Your First Rifle – This is the One
By Geoffrey Norman
PlannedMan

Beer cans and bunnies attacking the front porch at night? Get yourself the top-of-the-line critter-killer, the Ruger 10/22.

Your First Rifle – This is the One

Highlights


With the 10/22, there is also that ineffable thing that some firearms have and many others just don’t. Everything about it just seems to work.

With earlier .22's clearing a jam was a nuisance.  And, possibly, dangerous.

Bill Ruger was not just a business exec whose business was guns, he was, consummately, a gun guy.

“… I really think we have been successful... from a technical point of view, the new 10/22 is one of the best things we have done.”

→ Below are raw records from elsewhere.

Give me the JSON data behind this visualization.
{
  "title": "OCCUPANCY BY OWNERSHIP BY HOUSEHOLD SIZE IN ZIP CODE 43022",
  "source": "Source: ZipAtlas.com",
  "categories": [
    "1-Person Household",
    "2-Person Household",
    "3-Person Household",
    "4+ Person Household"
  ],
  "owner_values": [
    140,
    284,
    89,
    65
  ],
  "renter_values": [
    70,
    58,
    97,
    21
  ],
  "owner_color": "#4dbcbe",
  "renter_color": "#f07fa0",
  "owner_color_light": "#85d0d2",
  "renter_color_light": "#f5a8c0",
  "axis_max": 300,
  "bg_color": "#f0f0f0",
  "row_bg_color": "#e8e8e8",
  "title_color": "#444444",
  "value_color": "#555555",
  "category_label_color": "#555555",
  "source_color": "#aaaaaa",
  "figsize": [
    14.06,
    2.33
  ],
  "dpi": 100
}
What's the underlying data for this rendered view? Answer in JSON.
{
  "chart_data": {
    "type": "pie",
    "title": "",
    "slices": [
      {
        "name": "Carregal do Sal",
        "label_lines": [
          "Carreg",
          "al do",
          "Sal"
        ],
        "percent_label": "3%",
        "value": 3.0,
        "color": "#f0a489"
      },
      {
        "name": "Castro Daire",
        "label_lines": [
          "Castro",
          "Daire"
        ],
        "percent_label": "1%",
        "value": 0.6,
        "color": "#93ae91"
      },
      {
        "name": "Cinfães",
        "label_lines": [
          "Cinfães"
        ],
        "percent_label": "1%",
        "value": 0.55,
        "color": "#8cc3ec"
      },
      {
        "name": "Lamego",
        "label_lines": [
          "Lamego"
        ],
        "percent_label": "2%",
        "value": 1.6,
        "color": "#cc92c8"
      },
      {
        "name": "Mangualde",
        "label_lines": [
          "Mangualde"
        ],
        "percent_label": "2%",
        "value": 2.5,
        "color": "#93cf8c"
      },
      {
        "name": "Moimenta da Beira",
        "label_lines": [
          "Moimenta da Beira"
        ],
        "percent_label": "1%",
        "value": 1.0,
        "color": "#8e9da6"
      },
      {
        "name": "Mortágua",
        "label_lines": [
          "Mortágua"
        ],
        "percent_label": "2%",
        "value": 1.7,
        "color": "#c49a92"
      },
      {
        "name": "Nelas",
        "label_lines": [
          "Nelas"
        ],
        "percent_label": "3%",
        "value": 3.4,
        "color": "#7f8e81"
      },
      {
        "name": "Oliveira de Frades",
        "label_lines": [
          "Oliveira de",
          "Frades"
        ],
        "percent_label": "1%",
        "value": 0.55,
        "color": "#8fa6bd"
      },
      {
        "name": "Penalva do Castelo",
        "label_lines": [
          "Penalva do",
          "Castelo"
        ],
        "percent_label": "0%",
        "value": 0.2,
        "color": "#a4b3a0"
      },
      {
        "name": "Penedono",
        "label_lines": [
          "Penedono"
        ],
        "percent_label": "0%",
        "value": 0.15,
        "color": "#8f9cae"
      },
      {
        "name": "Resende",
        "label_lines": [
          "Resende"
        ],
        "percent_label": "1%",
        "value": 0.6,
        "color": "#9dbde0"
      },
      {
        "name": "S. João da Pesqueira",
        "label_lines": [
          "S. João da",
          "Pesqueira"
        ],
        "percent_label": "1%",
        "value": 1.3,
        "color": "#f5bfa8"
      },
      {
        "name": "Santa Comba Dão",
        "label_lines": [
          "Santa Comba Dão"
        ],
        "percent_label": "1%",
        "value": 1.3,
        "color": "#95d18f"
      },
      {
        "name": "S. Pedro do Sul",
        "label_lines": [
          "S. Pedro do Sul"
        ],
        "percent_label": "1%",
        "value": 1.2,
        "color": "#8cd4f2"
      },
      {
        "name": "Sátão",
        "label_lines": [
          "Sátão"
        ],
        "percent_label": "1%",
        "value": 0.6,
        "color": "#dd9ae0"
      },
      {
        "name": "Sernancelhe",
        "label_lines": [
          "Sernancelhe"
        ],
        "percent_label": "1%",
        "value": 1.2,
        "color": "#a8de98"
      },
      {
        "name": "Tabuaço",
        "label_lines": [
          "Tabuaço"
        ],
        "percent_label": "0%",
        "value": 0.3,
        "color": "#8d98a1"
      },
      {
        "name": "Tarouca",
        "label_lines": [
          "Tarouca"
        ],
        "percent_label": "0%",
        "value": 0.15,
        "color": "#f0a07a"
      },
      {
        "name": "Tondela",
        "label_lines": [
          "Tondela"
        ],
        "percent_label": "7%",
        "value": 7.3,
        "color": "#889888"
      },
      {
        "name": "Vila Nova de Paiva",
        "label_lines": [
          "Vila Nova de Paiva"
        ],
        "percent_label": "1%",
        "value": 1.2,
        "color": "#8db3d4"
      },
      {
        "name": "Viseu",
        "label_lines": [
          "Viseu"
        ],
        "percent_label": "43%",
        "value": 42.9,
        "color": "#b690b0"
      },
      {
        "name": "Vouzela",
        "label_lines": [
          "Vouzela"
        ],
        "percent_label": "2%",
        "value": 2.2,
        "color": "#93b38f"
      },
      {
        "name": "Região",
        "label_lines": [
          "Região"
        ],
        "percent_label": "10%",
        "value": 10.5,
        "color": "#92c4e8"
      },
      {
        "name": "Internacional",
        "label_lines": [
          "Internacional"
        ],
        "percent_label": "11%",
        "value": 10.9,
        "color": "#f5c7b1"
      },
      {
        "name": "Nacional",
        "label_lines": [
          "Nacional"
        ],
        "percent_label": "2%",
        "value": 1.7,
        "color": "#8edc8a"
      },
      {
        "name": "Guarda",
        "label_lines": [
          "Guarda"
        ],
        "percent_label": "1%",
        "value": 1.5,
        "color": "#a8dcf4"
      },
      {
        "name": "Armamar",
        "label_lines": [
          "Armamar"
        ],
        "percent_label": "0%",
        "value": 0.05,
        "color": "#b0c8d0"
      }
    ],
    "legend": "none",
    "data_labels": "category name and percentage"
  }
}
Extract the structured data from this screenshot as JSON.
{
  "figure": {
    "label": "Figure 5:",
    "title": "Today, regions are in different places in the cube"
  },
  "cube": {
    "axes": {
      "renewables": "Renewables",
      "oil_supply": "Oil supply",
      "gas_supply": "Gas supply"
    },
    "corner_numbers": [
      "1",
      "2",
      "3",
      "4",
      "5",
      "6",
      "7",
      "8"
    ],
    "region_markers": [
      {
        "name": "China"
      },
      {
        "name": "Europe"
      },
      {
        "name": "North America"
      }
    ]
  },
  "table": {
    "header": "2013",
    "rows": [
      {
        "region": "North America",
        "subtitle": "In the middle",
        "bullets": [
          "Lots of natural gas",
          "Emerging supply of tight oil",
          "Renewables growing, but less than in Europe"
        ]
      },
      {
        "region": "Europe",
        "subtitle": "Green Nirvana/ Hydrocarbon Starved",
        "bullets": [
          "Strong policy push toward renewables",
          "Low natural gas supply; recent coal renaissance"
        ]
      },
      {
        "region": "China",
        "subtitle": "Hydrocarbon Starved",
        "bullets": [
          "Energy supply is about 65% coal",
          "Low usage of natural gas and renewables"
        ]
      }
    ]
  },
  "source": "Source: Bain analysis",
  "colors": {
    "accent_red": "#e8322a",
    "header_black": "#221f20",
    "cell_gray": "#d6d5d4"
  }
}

Nothing against the AR 15 – own one, myself – but if you are new to guns, as many people are these days, you might want to start with something a little less formidable.  Something easy to handle and shoot and for which the ammunition is inexpensive.

That would be the Ruger 10/22 of which some 7 million have been made.

The gun is lightweight.  Depending on the grade it can weigh as little as four-and-a-half pounds.  Since it shoots .22 rimfire ammunition, there is virtually no recoil and it is relatively quiet.

You can practice with your 10/22 all afternoon without blowing a big hole in the credit card.

And you can practice with your 10/22 all afternoon, down at the range or at some remote, place out in the woods, and without blowing a big hole in the credit card.  A 500-round brick of .22 long rifle runs around $55 at Brownell’s.  The same quantity of .223 ammunition for an AR-15 goes for $400.

But that’s just grubby finance. With the 10/22, there is also that other, ineffable thing, that some firearms have while many others don’t.  Call it engineering, though that doesn’t quite get the 10/22’s marriage of form and function and the way everything about it just seems to work.


 

There were other .22 auto-loaders before the advent of the 10/22, in 1964, guns that ejected the spent casing after a shot is fired and automatically chambered another round, freeing the shooter from having to operate a bolt, slide, or lever before he could shoot again.

But before the 10/22, there were no .22 autoloaders that really worked, since there was a jamming problem — a result of earlier .22 semi-automatics using what was called a “box magazine.”  This required stacks of .22 rounds and the bolt would often pick up two rounds – or none – during a firing cycle.  Clearing a jam was a nuisance.  And possibly dangerous.

Then came Bill Ruger, who was to his time what John Moses Browning was to his.  That is to say, he was fascinated by guns and the way they worked and was, therefore, challenged, constantly, to make them better.  But where Browning’s genius was almost exclusively for design – he left the manufacturing to others – Ruger got into building the guns and came up with some revolutionary industrial techniques, the most notable of which was the development of investment casting, a lost-wax process.  He had an instinctive sense of what would appeal to American shooters and he delivered.

In the period after World War II, when Ruger was building his company and his brand, the great American gun companies were run by business people who were more interested in numbers than the nature and appeal of their product.  They didn’t love guns.  When the weekend rolled around, most of them would sooner be out on the golf course than down at the range or out in the woods.

But Bill Ruger was not just a business exec whose business was guns, he was, consummately, a gun guy. He made guns that he liked and he solved problems that intrigued him.  With the 10/22, he solved the jamming problem by designing an ingenious rotary magazine.  The shooter could take his 10/22 – along with several spare mags – out to the range and just shoot and shoot without having to stop and clear a jam.  You got tired before the gun did.

The 10/22 was an instant hit, as Ruger knew it would be. “I hope you are going to be somewhat intrigued by our efforts to make a .22 rifle which avoids all the usual banalities,” he wrote in an understated letter to Outdoor Life’s legendary arms and ammunition editor, Jack O’Conner,  shortly before the gun’s introduction. “I really think we have been successful in this and from a technical point of view, the new 10/22 is one of the best things we have done.”

His gun was more than sufficient to satisfy the tastes of the day with a walnut stock, iron sights and familiar lines — plain vanilla — and over the years Ruger offered buyers new models with synthetic stocks and features that make it possible to mount a scope or, even, on the “tactical” model, a suppressor.  The aftermarket has made it possible to just about build your own 10/22 from scratch. You can configure your 10/22 into a gun that looks exactly like an AR-15. The gun practically begs the owner to become an amateur gunsmith and at the very least, spend a lot of time taking care of it, disassembly and cleaning being easy and almost as much fun as shooting the thing.

Though never a collectible — the price today carries the same dollar value as in 1964 — fifty or so bucks then, around $400 today — the 10/22  has always been a bargain. And, more to the point, in the universe of firearms you won’t find any gun at any price more highly appreciated.